While the martini is one of the world's most well-known cocktails, the country's best bartenders are turning the martini on its head, crafting quirky, creative iterations of the classic drink. This new breed of recipes leverages both local ingredients and far-off flavors to make salty, savoury, vegetal, and deliciously oddball martinis.


"Martinis are definitely of the moment," says Lexi Wolkowski, the maitre d' and sommelier of Parquet, a modern French spot on Harbord Street in Toronto. "Lots of my friends are drinking martinis, and I've definitely seen an uptick in dirty and savory martini orders at Parquet," says Wolkowski. To answer the call, Parquet serves up the vegetal Paris Syndrome, highlighting sake and mezcal alongside celery bitters and maraschino instead of gin or vodka.


In Vancouver, The Keefer Bar's martini—a menu staple—combines Botanist Gin (made with hand-foraged botanicals from Islay), a custom blend of dry vermouths, a hydrosol tincture made with rotating foraged ingredients, and a topping of house-pickled vegetables, olives, and a lemon twist. To finish, the blend is served at an icy 20 degrees below zero.


At Mimi's Chinese—Toronto's award-winning hotspot for hyper-regional Chinese—martinis also veer savoury. The Silk Road is an umami-driven, vesper-ish martini made with Baijiu washed with Caiziyou (rapeseed oil) instead of gin, Lillet, yellow Chartreuse, Cocchi Americano, Sichuan peppercorn tincture, and lemon oil. Instead of water to dilute the martini, bar manager Aleksandr Russell uses tea made from Osmanthus, a flower originating in Southeast China.



"The biggest martini variation I've seen ordered recently is in the dirty martini—containing shades of different brines and styles of pickles, from the ever-popular pickled ramp martini to MSG martinis [like Bonnie's in Brooklyn]," says Russell. "Familiar in flavor, but still unique––the martini is definitely making a comeback, and I couldn't be happier," he continues.


Another reason for the martini's return? Robin Goodfellow, the beverage director at Vela in Toronto, finds that bars are better stocked than they used to be. If you slid up to a bar a decade ago for a martini, you were likely to get "rotten vermouth and an under-diluted cocktail," says Goodfellow. "That's why people tend towards a dirty martini—cold olive brine is an easy fix for a warm and vinegary martini."


Or, you'd end up drinking something sickly sweet or brightly colored—like the porn star and lychee martinis that haunted the '80s and '90s. "People still confuse any drink in a V-shaped glass as a martini," he continues. "More people are learning that the classic style is just gin and vermouth. It's also nice to see people properly storing vermouth and using it in large amounts in their martinis. Good vermouth is crucial to a good martini."

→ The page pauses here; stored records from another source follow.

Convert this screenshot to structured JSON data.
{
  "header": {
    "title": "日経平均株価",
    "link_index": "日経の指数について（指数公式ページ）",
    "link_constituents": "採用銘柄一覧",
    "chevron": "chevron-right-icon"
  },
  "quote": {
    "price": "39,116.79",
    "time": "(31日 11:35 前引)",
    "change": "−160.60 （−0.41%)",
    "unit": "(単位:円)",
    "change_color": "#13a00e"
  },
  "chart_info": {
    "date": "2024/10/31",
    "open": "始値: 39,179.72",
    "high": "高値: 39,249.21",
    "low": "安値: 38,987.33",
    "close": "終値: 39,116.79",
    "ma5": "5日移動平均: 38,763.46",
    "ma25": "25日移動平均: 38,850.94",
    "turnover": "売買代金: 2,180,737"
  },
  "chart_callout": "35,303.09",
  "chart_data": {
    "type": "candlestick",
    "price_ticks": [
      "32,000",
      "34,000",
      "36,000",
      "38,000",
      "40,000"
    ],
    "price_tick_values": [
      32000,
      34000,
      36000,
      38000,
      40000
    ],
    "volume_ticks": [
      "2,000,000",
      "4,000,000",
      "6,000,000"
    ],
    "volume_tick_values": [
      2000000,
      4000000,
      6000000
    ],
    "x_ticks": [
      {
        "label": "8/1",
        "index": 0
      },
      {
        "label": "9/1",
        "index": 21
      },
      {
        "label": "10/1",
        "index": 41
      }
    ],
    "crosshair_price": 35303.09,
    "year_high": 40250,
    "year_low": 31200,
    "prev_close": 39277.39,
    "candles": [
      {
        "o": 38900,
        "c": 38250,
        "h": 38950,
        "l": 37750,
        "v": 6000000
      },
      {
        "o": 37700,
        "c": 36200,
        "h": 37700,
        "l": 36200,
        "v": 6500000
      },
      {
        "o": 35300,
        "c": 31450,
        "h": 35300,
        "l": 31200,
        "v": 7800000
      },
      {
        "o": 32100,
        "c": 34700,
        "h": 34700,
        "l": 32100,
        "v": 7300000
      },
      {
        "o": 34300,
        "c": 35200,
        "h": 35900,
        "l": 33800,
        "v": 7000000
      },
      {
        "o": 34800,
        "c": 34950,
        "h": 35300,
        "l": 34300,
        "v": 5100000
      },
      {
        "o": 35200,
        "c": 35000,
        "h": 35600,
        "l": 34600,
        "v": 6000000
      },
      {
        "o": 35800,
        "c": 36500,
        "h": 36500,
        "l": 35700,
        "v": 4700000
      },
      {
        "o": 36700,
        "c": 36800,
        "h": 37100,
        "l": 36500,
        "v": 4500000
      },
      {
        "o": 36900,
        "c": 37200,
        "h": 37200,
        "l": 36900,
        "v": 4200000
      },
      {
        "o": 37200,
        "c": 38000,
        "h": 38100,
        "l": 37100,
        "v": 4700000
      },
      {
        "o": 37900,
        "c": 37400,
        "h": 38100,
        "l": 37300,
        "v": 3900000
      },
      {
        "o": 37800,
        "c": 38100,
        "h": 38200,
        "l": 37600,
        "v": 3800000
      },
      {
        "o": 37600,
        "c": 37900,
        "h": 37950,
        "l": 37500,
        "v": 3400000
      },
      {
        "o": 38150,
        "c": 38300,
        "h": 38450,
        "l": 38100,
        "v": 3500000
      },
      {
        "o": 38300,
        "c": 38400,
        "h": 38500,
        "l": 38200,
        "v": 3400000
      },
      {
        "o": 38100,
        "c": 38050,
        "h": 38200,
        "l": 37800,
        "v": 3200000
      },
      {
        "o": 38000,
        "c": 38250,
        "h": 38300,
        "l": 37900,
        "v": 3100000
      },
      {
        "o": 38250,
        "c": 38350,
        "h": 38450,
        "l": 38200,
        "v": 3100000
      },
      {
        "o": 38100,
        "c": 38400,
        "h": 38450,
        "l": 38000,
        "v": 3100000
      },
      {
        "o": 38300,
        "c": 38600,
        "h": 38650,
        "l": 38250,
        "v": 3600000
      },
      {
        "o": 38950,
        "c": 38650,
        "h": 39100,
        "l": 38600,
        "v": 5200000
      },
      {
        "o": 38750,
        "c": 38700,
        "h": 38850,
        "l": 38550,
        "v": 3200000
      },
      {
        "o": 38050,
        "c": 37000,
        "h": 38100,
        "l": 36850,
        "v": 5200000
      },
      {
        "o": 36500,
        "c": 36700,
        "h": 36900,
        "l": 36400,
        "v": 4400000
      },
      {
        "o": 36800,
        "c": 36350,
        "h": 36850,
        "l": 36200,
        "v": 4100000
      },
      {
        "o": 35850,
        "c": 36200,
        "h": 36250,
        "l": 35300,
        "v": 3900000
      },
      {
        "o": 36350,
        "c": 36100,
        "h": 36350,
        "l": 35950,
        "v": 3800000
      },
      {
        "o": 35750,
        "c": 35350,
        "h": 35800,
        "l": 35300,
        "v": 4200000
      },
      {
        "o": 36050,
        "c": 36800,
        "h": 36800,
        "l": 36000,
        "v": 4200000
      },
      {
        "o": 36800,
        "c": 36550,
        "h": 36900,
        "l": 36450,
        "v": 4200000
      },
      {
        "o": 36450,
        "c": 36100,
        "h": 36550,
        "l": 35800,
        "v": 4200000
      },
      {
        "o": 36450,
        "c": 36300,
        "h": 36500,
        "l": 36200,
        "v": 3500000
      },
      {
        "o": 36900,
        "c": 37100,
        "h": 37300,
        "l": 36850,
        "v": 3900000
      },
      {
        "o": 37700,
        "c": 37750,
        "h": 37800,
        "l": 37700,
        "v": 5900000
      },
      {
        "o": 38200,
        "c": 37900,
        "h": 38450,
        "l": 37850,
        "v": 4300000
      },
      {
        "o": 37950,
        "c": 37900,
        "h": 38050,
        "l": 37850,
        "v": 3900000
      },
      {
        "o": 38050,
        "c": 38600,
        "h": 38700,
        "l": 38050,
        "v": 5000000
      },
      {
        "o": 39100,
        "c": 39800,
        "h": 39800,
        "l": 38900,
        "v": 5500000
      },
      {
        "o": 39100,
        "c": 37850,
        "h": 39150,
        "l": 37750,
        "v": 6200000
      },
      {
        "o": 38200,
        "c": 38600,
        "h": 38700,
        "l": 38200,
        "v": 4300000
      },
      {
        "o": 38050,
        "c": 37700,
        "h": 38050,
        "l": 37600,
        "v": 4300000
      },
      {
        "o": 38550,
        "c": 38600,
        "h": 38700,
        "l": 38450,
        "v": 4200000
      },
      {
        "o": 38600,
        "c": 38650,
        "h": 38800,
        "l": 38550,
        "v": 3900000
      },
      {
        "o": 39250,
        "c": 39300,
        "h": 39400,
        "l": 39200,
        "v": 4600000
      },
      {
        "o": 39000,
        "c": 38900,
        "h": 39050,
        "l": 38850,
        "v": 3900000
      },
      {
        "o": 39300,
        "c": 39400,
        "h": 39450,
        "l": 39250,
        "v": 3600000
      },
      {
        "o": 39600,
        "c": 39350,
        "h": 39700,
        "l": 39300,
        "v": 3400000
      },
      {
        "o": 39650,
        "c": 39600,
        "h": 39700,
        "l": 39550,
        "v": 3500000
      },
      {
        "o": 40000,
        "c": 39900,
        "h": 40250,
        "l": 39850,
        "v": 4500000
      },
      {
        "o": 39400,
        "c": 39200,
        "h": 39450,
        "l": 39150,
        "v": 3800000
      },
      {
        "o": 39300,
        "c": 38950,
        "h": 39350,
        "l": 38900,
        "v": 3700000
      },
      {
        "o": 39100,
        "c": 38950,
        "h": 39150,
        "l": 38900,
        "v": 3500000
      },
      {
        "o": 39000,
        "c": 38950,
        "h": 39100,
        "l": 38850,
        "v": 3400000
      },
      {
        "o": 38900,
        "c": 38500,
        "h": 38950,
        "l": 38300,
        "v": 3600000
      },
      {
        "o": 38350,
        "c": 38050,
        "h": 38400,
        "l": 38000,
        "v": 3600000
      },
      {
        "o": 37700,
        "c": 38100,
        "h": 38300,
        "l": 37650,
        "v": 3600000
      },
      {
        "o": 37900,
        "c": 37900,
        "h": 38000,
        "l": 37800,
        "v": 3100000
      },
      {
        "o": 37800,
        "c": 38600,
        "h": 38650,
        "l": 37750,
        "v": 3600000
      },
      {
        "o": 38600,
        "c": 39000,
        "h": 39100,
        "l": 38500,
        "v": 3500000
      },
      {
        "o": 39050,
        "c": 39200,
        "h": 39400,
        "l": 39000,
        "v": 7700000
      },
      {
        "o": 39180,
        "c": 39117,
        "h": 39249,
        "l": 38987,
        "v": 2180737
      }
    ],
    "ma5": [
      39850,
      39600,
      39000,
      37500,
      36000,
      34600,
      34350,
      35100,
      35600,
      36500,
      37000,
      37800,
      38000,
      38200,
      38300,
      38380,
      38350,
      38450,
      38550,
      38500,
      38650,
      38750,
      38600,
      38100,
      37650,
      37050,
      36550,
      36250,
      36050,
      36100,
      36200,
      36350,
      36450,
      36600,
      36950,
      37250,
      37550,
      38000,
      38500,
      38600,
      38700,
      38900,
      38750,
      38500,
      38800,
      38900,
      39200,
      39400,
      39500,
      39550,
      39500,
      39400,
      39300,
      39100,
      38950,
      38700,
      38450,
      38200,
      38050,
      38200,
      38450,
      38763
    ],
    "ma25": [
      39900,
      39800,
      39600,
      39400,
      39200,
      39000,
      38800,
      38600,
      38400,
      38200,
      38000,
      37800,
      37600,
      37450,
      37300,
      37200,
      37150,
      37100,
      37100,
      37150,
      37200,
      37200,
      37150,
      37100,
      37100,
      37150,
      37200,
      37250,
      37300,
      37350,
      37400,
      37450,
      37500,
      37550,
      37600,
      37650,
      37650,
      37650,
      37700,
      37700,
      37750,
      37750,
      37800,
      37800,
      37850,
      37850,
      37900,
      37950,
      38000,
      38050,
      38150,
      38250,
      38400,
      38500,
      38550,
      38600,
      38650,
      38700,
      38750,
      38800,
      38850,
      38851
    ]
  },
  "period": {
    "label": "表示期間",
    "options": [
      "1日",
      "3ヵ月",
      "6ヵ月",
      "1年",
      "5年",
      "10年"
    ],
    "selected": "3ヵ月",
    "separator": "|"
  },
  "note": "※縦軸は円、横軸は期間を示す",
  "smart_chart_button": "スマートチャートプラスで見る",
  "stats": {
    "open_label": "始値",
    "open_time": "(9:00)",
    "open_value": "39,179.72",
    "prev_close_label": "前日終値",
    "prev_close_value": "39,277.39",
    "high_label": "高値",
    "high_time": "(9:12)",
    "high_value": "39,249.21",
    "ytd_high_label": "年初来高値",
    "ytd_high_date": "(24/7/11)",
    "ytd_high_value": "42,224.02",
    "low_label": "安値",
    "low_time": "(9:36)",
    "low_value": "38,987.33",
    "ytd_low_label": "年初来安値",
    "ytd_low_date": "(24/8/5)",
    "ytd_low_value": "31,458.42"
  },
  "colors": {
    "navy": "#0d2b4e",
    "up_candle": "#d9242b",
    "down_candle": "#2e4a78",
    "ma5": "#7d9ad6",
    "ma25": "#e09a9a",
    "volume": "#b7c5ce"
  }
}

Mimi's uses their martinis to reflect what the food program offers—the food features hyper-regional Chinese ingredients, so why shouldn't the martinis?


"Many menus now feature a unique take on the drink, often incorporating ingredients significant to the cultural identity of the restaurant, whether that's a philosophical, national, or regional identity," says Mimi Chinese's Russell. (Not to bash the classic steakhouse martini, but it isn't always the best pairing, physically or philosophically—"though it will forever have a place on menus, it's brash and powerful without vermouth as a softening factor," says Russell.)


"As drinkers become more informed and pay more attention to the quality of ingredients, the martini has had a chance to both return to its original palate and evolve beyond that," says Russell. "We really are right in the middle of the martini revolution."